Zu Unrecht hält die Beklagte dem unter Berufung auf den Beschluß des Bundesverwaltungsgerichts vom 20. September 1993 – BVerwG 6 B 18.93 – (Buchholz a.a.O. Nr. 21) entgegen, daß nach der Rechtsprechung des Gemeinsamen Senats der obersten Gerichtshöfe des Bundes zu § 117 Abs. 4 VwGO ein bei seiner Verkündung noch nicht vollständig abgefaßtes Urteil erst dann als nach § 138 Nr. 6 VwGO nicht mit Gründen versehen gilt, wenn es später als fünf Monate vollständig der Geschäftsstelle übergeben wird (Beschluß vom 27. April 1993 – GmS-OGB 1/92 – BVerwGE 92, 367). Die Beklagte verkennt, daß es hier nicht um die Beurkundungsfunktion des Urteils, also um die Frage geht, ob die Gründe des Urteils zuverlässig die Erwägungen wiedergeben, die für das Ergebnis der Entscheidung ausschlaggebend waren, sondern um das Mündlichkeitsprinzip bei der Entscheidungsfindung und damit zugleich um die Sicherung des Anspruchs der Beteiligten auf Gewährung rechtlichen Gehörs (vgl. BVerwG, Urteil vom 25. Januar 1985 – BVerwG 4 C 34.81 – a.a.O.). Folgerichtig beschränkt sich die in dem Beschluß des Bundesverwaltungsgerichts vom 20. September 1993 – BVerwG 6 B 18.93 – (a.a.O.) gezogene Parallele zu der für § 117 Abs. 4 VwGO entwickelten Fünf-Monats-Frist auch auf die Fälle, in denen – zulässigerweise (stRspr, zuletzt grundlegend Urteil vom 11. Juni 1993 – BVerwG 8 C 5.92 – Buchholz a.a.O. Nr. 20) – binnen zwei Wochen lediglich die unterschriebene Urteilsformel niedergelegt wurde und nur noch darüber befunden werden muß, binnen welcher Zeit das vollständige Urteil abzufassen war.

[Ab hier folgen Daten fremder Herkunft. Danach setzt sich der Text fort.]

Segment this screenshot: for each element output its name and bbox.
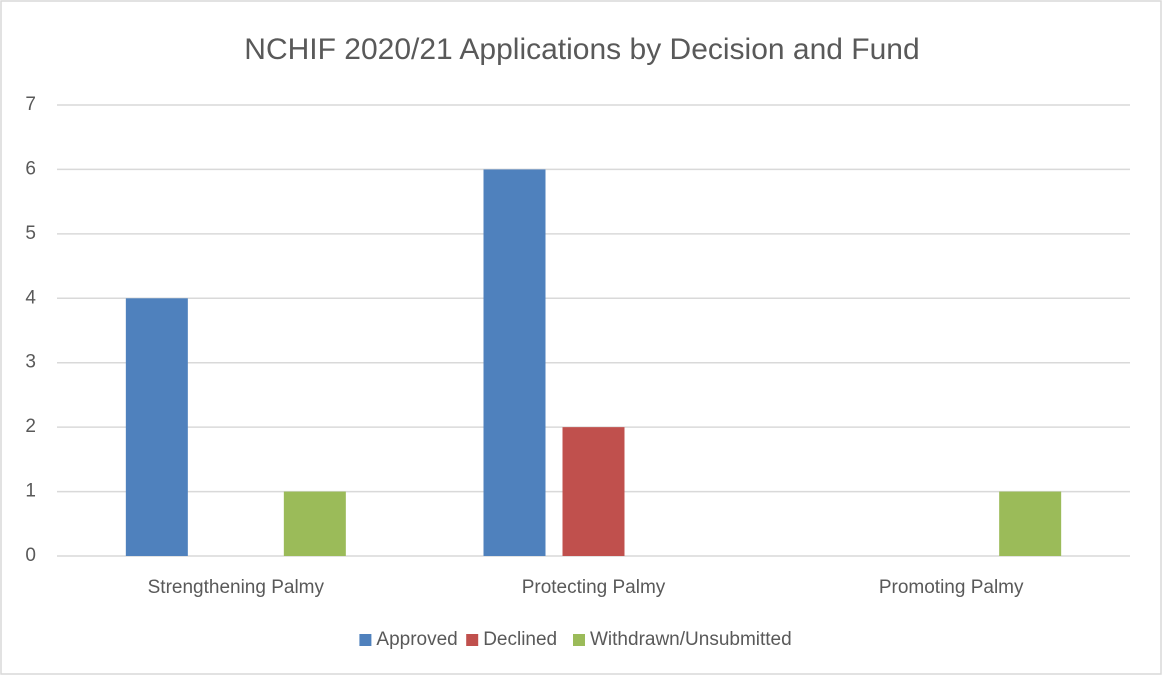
y-tick-label: 3 <box>25 352 36 373</box>
bar <box>483 169 546 556</box>
bar <box>125 298 188 556</box>
x-tick-label: Protecting Palmy <box>522 577 666 598</box>
y-tick-label: 4 <box>25 287 36 308</box>
y-tick-label: 6 <box>25 158 36 179</box>
chart-title: NCHIF 2020/21 Applications by Decision a… <box>244 33 919 66</box>
legend-label: Declined <box>483 629 557 650</box>
legend-swatch <box>359 634 372 646</box>
bar <box>283 491 346 556</box>
y-tick-label: 7 <box>25 94 36 115</box>
legend-swatch <box>573 634 585 646</box>
legend-swatch <box>466 634 479 646</box>
bar <box>562 427 625 556</box>
legend-label: Withdrawn/Unsubmitted <box>590 629 792 650</box>
y-tick-label: 5 <box>25 223 36 244</box>
y-tick-label: 0 <box>25 545 36 566</box>
bar <box>999 491 1062 556</box>
x-tick-label: Strengthening Palmy <box>148 577 325 598</box>
legend-label: Approved <box>376 629 457 650</box>
y-tick-label: 2 <box>25 416 36 437</box>
y-tick-label: 1 <box>25 481 36 502</box>
x-tick-label: Promoting Palmy <box>879 577 1024 598</box>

Führt die Beschwerde des Klägers somit schon aufgrund dieser Verfahrensrüge zum Erfolg, erübrigt es sich, auf seine weiteren Rügen einzugehen.
2. Die Beschwerde der Beklagten ist demgegenüber unbegründet. Die von ihr für grundsätzlich klärungsbedürftig gehaltene Frage, ob “der Beurteilung der Zumutbarkeit von Verkehrsgeräuschen, die von den Benutzern öffentlicher und/oder privater Parkplätze verursacht werden und auf Nachbargrundstücke einwirken, die Grenzwerte des § 2 der 16. BImSchV zugrundezulegen” sind, verleiht der Rechtssache keine grundsätzliche Bedeutung im Sinne des § 132 Abs. 2 Nr. 1 VwGO. Sie wäre in einem Revisionsverfahren nicht in dieser Allgemeinheit zu beantworten. Das Berufungsgericht hat im einzelnen dargelegt, warum Parkplatzlärm generell dem “normalen” Straßenverkehrslärm nicht vergleichbar ist und daß jedenfalls die konkret umstrittenen Immissionen wegen der Besonderheiten der hier gegebenen Parkplatznutzung, insbesondere wegen deren nächtlicher Zuordnung zu einem bestimmten Betrieb, nicht nach den Vorschriften der 16. BImSchV beurteilt werden können. Zu klären wäre daher nur, ob die den Senat bindenden tatsächlichen Feststellungen des Berufungsgerichts zum Charakter des Parkplatzes und des durch seine Benutzung verursachten Lärms es rechtfertigen, von der Heranziehung der Vorschriften der 16. BImSchV abzusehen. Die Bejahung dieser Frage liegt auf der Hand und bedarf nicht der Durchführung eines Revisionsverfahrens. Da die 16. BImSchV hier nach ihren tatbestandlichen Voraussetzungen nicht unmittelbar anwendbar ist, kämen die in ihr niedergelegten Grenzwerte nur dann als Maßstab für die Schädlichkeit der umstrittenen Lärmimmissionen in Betracht, wenn diese ihrer Natur nach mit den Geräuschen vergleichbar wären, die von den Regelungen der Verordnung erfaßt werden. Diese Vergleichbarkeit hat das Tatsachengericht gerade verneint.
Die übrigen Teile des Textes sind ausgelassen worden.